– Только бы моя кисть осталась послушной моему замыслу, когда я буду наносить последние мазки, – сказал он, – тогда эти портреты окажутся лучшими из того, что я создал. Надо признаться, художнику нечасто выпадает счастье иметь такую натуру.

При этих словах он обратил на них пристальный взгляд и не сводил его до тех пор, пока они не спустились с лестницы.

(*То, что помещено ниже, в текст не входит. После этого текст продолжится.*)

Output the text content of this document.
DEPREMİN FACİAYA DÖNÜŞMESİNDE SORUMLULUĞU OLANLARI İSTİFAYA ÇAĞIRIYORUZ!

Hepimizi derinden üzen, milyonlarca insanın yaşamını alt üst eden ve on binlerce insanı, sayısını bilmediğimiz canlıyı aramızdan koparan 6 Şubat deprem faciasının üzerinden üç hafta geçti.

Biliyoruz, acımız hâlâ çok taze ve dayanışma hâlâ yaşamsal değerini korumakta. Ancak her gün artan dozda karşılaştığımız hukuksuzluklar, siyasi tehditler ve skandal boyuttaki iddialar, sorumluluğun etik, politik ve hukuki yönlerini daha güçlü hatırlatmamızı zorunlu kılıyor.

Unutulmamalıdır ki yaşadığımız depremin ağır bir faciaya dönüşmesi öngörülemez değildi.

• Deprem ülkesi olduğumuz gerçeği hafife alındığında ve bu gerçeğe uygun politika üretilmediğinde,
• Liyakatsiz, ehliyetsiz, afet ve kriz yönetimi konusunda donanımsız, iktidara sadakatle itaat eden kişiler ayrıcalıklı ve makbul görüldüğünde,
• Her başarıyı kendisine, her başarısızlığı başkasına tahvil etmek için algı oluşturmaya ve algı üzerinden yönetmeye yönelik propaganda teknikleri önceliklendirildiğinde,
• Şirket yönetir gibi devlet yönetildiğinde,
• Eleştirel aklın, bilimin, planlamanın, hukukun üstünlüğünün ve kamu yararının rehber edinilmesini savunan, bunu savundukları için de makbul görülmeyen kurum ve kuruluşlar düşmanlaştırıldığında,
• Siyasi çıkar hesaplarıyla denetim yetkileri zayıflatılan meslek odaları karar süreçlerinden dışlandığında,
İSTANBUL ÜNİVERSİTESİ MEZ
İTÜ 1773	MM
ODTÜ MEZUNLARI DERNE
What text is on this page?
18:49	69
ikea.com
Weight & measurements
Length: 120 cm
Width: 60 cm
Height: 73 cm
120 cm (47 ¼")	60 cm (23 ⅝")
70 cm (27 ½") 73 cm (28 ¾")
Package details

Ничто не затрагивает так человеческое тщеславие, как возможность запечатлеть себя на портрете. Чем это объяснить? В зеркале, в блестящих металлических украшениях камина, в недвижной глади воды, в любых отражающих поверхностях мы постоянно видим собственные портреты, точнее говоря – призраки самих себя, и, взглянув на них, тотчас их забываем. Но забываем только потому, что они исчезают. Возможность увековечить себя, приобрести бессмертие на земле – вот что вселяет в нас загадочный интерес к собственному портрету. Это чувство не было чуждо и Уолтеру с Элинор, и потому точно в назначенный час они поспешили к художнику, горя желанием увидеть свои изображения, предназначенные для взора их потомков. Солнце ворвалось вместе с ними в мастерскую, но, закрыв дверь, они оказались в полумраке.

Взгляд их тотчас обратился к портретам, прислоненным к стене в дальнем конце комнаты. В неверном свете они различили сначала лишь хорошо знакомые им очертания и характерные позы, и оба вскрикнули от восторга.

– Посмотрите на нас! – восторженно воскликнул Уолтер. – Мы навеки освещены солнечными лучами! Никаким темным силам не удастся омрачить наши лица!

– Да, – ответила Элинор более сдержанно, – не коснутся их и печальные перемены.

С этими словами они направились к портретам, но все еще не успели их как следует разглядеть. Художник поздоровался с ними и склонился над столом, заканчивая набросок и предоставив посетителям самим судить о его работе. Время от времени его карандаш застывал в воздухе, и он из-под насупленных бровей поглядывал на лица влюбленных, обращенные к нему в профиль. А они уже несколько минут, забыв обо всем, стояли перед портретами, и каждый безмолвно, но с необыкновенным вниманием изучал портрет другого. Наконец Уолтер шагнул ближе, снова отступил, чтобы разглядеть портрет Элинор с разных расстояний и при разном освещении, а потом заговорил.

– С портретом что-то произошло, – с недоумением, будто размышляя вслух, произнес он. – Да, чем больше я смотрю, тем больше убеждаюсь в перемене. Бесспорно, это та же самая картина, что и вчера, то же платье, те же черты, все то же – и, однако, что-то изменилось.

– Значит ли это, что портрет меньше похож на оригинал? – с нескрываемым интересом спросил художник, подойдя к нему.

– Нет, это точная копия лица Элинор, – ответил Уолтер, – и на первый взгляд кажется, что и выражение схвачено правильно, но я готов утверждать, что, пока я смотрел на портрет, в лице произошла какая-то перемена. Глаза обращены на меня со странной печалью и тревогой. Я бы сказал даже, что в них застыли скорбь и ужас. Разве это похоже на Элинор?

– А вы сравните нарисованное лицо с живым, – предложил художник.

Уолтер взглянул на свою возлюбленную и вздрогнул. Элинор неподвижно стояла перед картиной, словно зачарованная созерцанием портрета Уолтера, и на лице ее было то самое выражение, о котором он только что говорил. Если бы она часами репетировала перед зеркалом, ей и тогда не удалось бы передать это выражение лучше. Да если бы даже сам портрет стал зеркалом, он не смог бы более верно сказать печальную правду о выражении, возникшем в эту минуту на ее лице. Казалось, она не слышала слов, которыми обменялись художник и ее жених.